The guideline proposes goals for 2027, including basically perfecting the trading system for carbon emission rights and water usage rights, establishing and improving the pollutant discharge rights trading system, improving market mechanisms for energy conservation, and making trading markets for resources and environmental factors more active and price formation mechanisms more developed.
An official from the National Development and Reform Commission said that China has established a national carbon emission rights trading market, a national voluntary greenhouse gas emission reduction trading market, and a water rights trade exchange, while carrying out trading pilots in many regions. These trading systems and markets are becoming increasingly mature.

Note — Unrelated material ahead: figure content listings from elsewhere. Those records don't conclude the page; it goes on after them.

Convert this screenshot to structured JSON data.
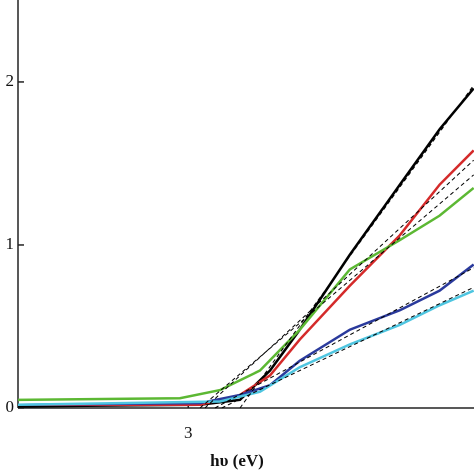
{
  "chart_data": {
    "type": "line",
    "x_label": "hυ (eV)",
    "xlim": [
      2.49,
      3.856
    ],
    "xticks": [
      3
    ],
    "ylim": [
      0,
      2.38
    ],
    "yticks": [
      0,
      1,
      2
    ],
    "series": [
      {
        "color": "#000000",
        "x": [
          2.49,
          3.035,
          3.155,
          3.245,
          3.334,
          3.484,
          3.634,
          3.753,
          3.855
        ],
        "values": [
          0.01,
          0.02,
          0.05,
          0.23,
          0.48,
          0.94,
          1.37,
          1.71,
          1.96
        ]
      },
      {
        "color": "#d42a2a",
        "x": [
          2.49,
          3.035,
          3.155,
          3.245,
          3.334,
          3.484,
          3.634,
          3.753,
          3.855
        ],
        "values": [
          0.02,
          0.02,
          0.08,
          0.2,
          0.42,
          0.75,
          1.06,
          1.37,
          1.58
        ]
      },
      {
        "color": "#5cb833",
        "x": [
          2.49,
          2.975,
          3.095,
          3.215,
          3.334,
          3.484,
          3.634,
          3.753,
          3.855
        ],
        "values": [
          0.05,
          0.06,
          0.11,
          0.23,
          0.48,
          0.85,
          1.03,
          1.18,
          1.35
        ]
      },
      {
        "color": "#2a3a9c",
        "x": [
          2.49,
          3.035,
          3.155,
          3.245,
          3.334,
          3.484,
          3.634,
          3.753,
          3.855
        ],
        "values": [
          0.02,
          0.03,
          0.08,
          0.14,
          0.29,
          0.48,
          0.6,
          0.72,
          0.88
        ]
      },
      {
        "color": "#4ec5e0",
        "x": [
          2.49,
          3.095,
          3.215,
          3.334,
          3.484,
          3.634,
          3.753,
          3.855
        ],
        "values": [
          0.02,
          0.04,
          0.1,
          0.25,
          0.39,
          0.51,
          0.63,
          0.72
        ]
      },
      {
        "color": "#000000",
        "dashed": true,
        "x": [
          3.155,
          3.855
        ],
        "values": [
          0,
          1.98
        ]
      },
      {
        "color": "#000000",
        "dashed": true,
        "x": [
          3.05,
          3.855
        ],
        "values": [
          0,
          1.52
        ]
      },
      {
        "color": "#000000",
        "dashed": true,
        "x": [
          3.035,
          3.855
        ],
        "values": [
          0,
          1.43
        ]
      },
      {
        "color": "#000000",
        "dashed": true,
        "x": [
          3.08,
          3.855
        ],
        "values": [
          0,
          0.86
        ]
      },
      {
        "color": "#000000",
        "dashed": true,
        "x": [
          3.1,
          3.855
        ],
        "values": [
          0,
          0.74
        ]
      }
    ]
  }
}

"However, it is also important to recognize that China's marketization of resources and environmental elements is still at an early stage, facing problems such as imperfect management systems, limited types of trading subjects and methods, and insufficient policy coordination and information sharing," the official added.
The guideline comprehensively deploys measures focused on improving quota allocation systems for resources and environmental factors, optimizing trading coverage, perfecting trading systems, and strengthening foundational capabilities for trading.
Specifically, it calls for improving allocation systems for resource and environmental quotas. For example, it emphasizes strict dual control over total water consumption and intensity, facilitating coordination among water rights trading, river water allocation, water resource scheduling, water intake permits, planned water use management and supervision of water use.
The guideline requires optimizing trading scopes by expanding the carbon market coverage, improving market mechanisms for energy conservation, diversifying water rights trading categories and deepening trading in pollutant discharge rights.
It also calls for perfecting trading spheres by orderly integrating carbon emission rights, water rights, pollutant discharge rights, and other transactions into public resource trading platforms, promoting data convergence and sharing.
In addition, the policy emphasizes summarizing pilot experiences and rationalizing the relationship between local and national markets — prohibiting the creation of new local or regional carbon emission rights markets, and accelerating construction of a unified national water rights trading market. "The policy's call to rationalize national and local market relations lays the foundation for a future unified national carbon emission rights trading market and improves allocation efficiency," said Wang.